On August 12, 2024, Dobie announced that the 2024 season would be his last as head coach of the Bisons. He led the Bisons to a first-place finish in the regular season with a 7–1 record, but the team was upset in the Hardy Cup game by the Regina Rams.

===Legacy===
Dobie has the most wins in Bisons football history with a record of 114–106–1 as of 2024. Including a post-season record of 14–16, his 128 wins are the 12th-most wins in U Sports history and the fourth most in Canada West. He coached Israel Idonije and David Onyemata, who both played in the National Football League, and has coached 64 student-athletes who were drafted by Canadian Football League teams. Under Dobie, Reina Ilzuka became the first female player in Bisons history and Maya Turner became the first female player to score points in a regular season game in U Sports football history.

Dobie has also been a part-time commentator for U Sports and CFL football coverage on TSN.

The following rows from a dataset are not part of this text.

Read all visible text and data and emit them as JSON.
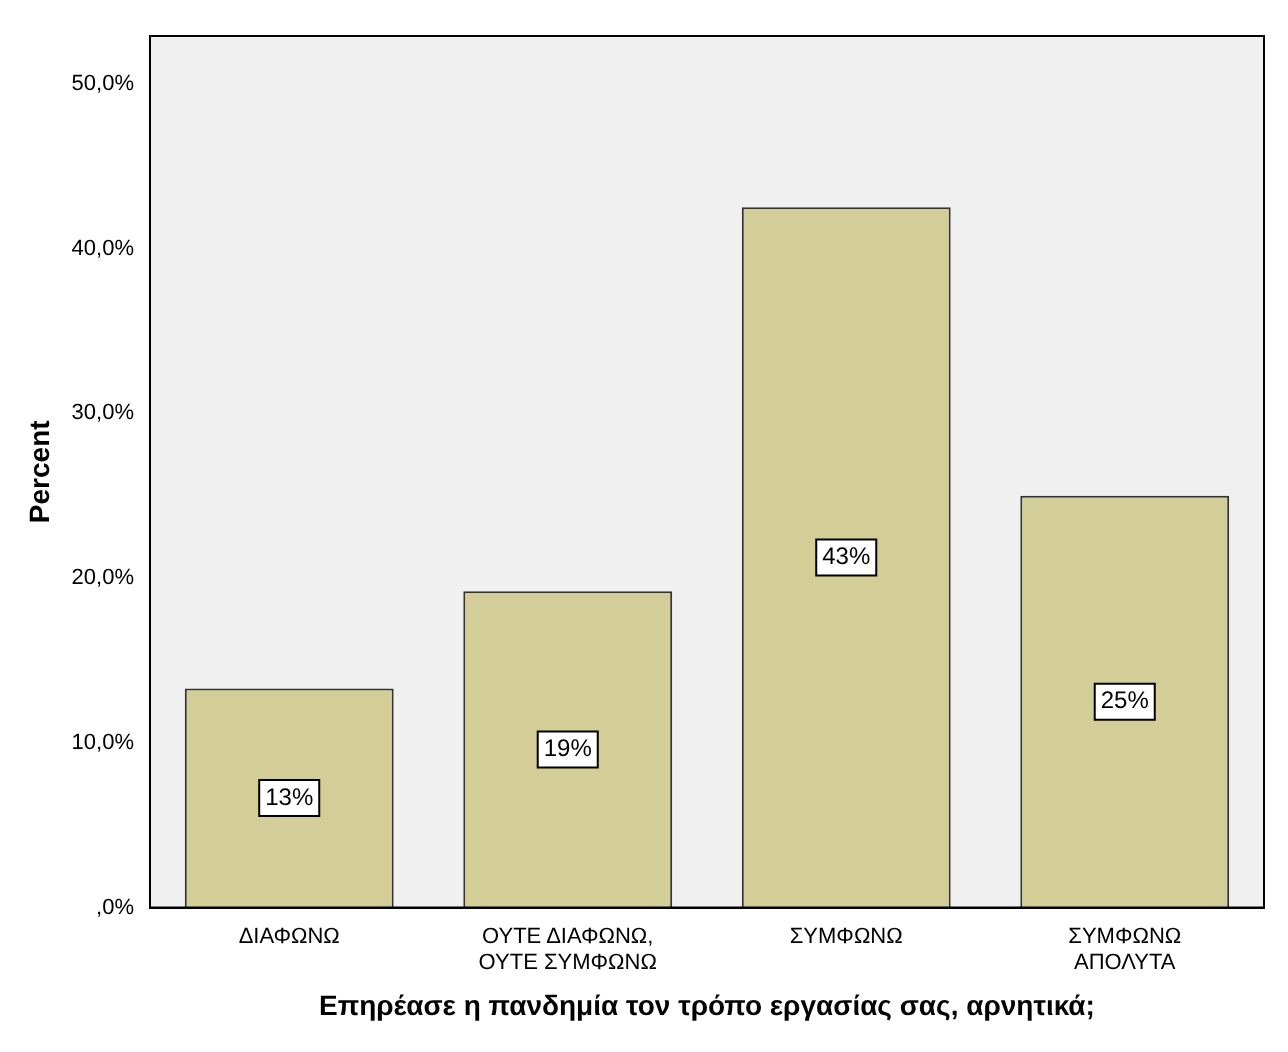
{
  "chart_data": {
    "type": "bar",
    "xlabel": "Επηρέασε η πανδημία τον τρόπο εργασίας σας, αρνητικά;",
    "ylabel": "Percent",
    "categories": [
      "ΔΙΑΦΩΝΩ",
      "ΟΥΤΕ ΔΙΑΦΩΝΩ,\nΟΥΤΕ ΣΥΜΦΩΝΩ",
      "ΣΥΜΦΩΝΩ",
      "ΣΥΜΦΩΝΩ\nΑΠΟΛΥΤΑ"
    ],
    "values": [
      13.3,
      19.2,
      42.5,
      25.0
    ],
    "value_labels": [
      "13%",
      "19%",
      "43%",
      "25%"
    ],
    "color": "#d3ce97",
    "ylim": [
      0,
      52.9
    ],
    "yticks": [
      {
        "value": 0,
        "label": ",0%"
      },
      {
        "value": 10,
        "label": "10,0%"
      },
      {
        "value": 20,
        "label": "20,0%"
      },
      {
        "value": 30,
        "label": "30,0%"
      },
      {
        "value": 40,
        "label": "40,0%"
      },
      {
        "value": 50,
        "label": "50,0%"
      }
    ],
    "grid": false,
    "legend": false
  }
}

== Head coaching record ==

| Year | Team | Overall | Conference | Standing | Bowl/playoffs |
Manitoba Bisons (Canada West) (1996–2024)
| 1996 | Manitoba | 0–8 | 0–8 | 5th |  |
| 1997 | Manitoba | 3–5 | 3–5 | 4th |  |
| 1998 | Manitoba | 0–8 | 0–8 | 5th |  |
| 1999 | Manitoba | 5–4 | 5–3 | 3rd |  |
| 2000 | Manitoba | 7–2–1 | 6–1–1 | 1st | L Hardy |
| 2001 | Manitoba | 10–2 | 7–1 | 1st | W Hardy, W Churchill, L Vanier |
| 2002 | Manitoba | 8–1 | 8–0 | 1st |  |
| 2003 | Manitoba | 3–5 | 3–5 | 6th |  |
| 2004 | Manitoba | 3–5 | 3–5 | 5th |  |
| 2005 | Manitoba | 4–5 | 4–4 | 3rd |  |
| 2006 | Manitoba | 9–1 | 8–0 | 1st | L Hardy |
| 2007 | Manitoba | 12–0 | 8–0 | 1st | W Hardy, W Mitchell, W Vanier |
| 2008 | Manitoba | 3–5 | 3–5 | 5th |  |
| 2009 | Manitoba | 2–5 | 2–5 | 6th |  |
| 2010 | Manitoba | 2–6 | 2–6 | 5th |  |
| 2011 | Manitoba | 4–4 | 4–4 | 4th |  |
| 2012 | Manitoba | 4–5 | 4–4 | 4th |  |
| 2013 | Manitoba | 6–4 | 5–3 | 2nd | L Hardy |
| 2014 | Manitoba | 6–5 | 4–4 | 3rd | W Hardy, L Uteck |
| 2015 | Manitoba | 5–4 | 5–3 | 3rd |  |
| 2016 | Manitoba | 3–5 | 3–5 | 5th |  |
| 2017 | Manitoba | 2–6 | 2–6 | 6th |  |
| 2018 | Manitoba | 3–6 | 3–5 | 4th |  |
| 2019 | Manitoba | 4–5 | 4–4 | 4th |  |
| 2020 | Season cancelled due to COVID-19 pandemic |  |  |  |  |
| 2021 | Manitoba | 5–3 | 4–2 | 2nd | L Hardy |
| 2022 | Manitoba | 4–5 | 4–4 | 4th |  |
| 2023 | Manitoba | 3–6 | 3–5 | 4th |  |
| 2024 | Manitoba | 7–2 | 7–1 | 1st |  |
| Manitoba: |  | 128–122–1 | 114–106–1 |  |  |
| Total: |  | 128–122–1 |  |  |  |

All seasons recorded by Canada West.

==Personal life==
Dobie resides in Winnipeg with his wife, Jackie, and they have a daughter, Caleigh.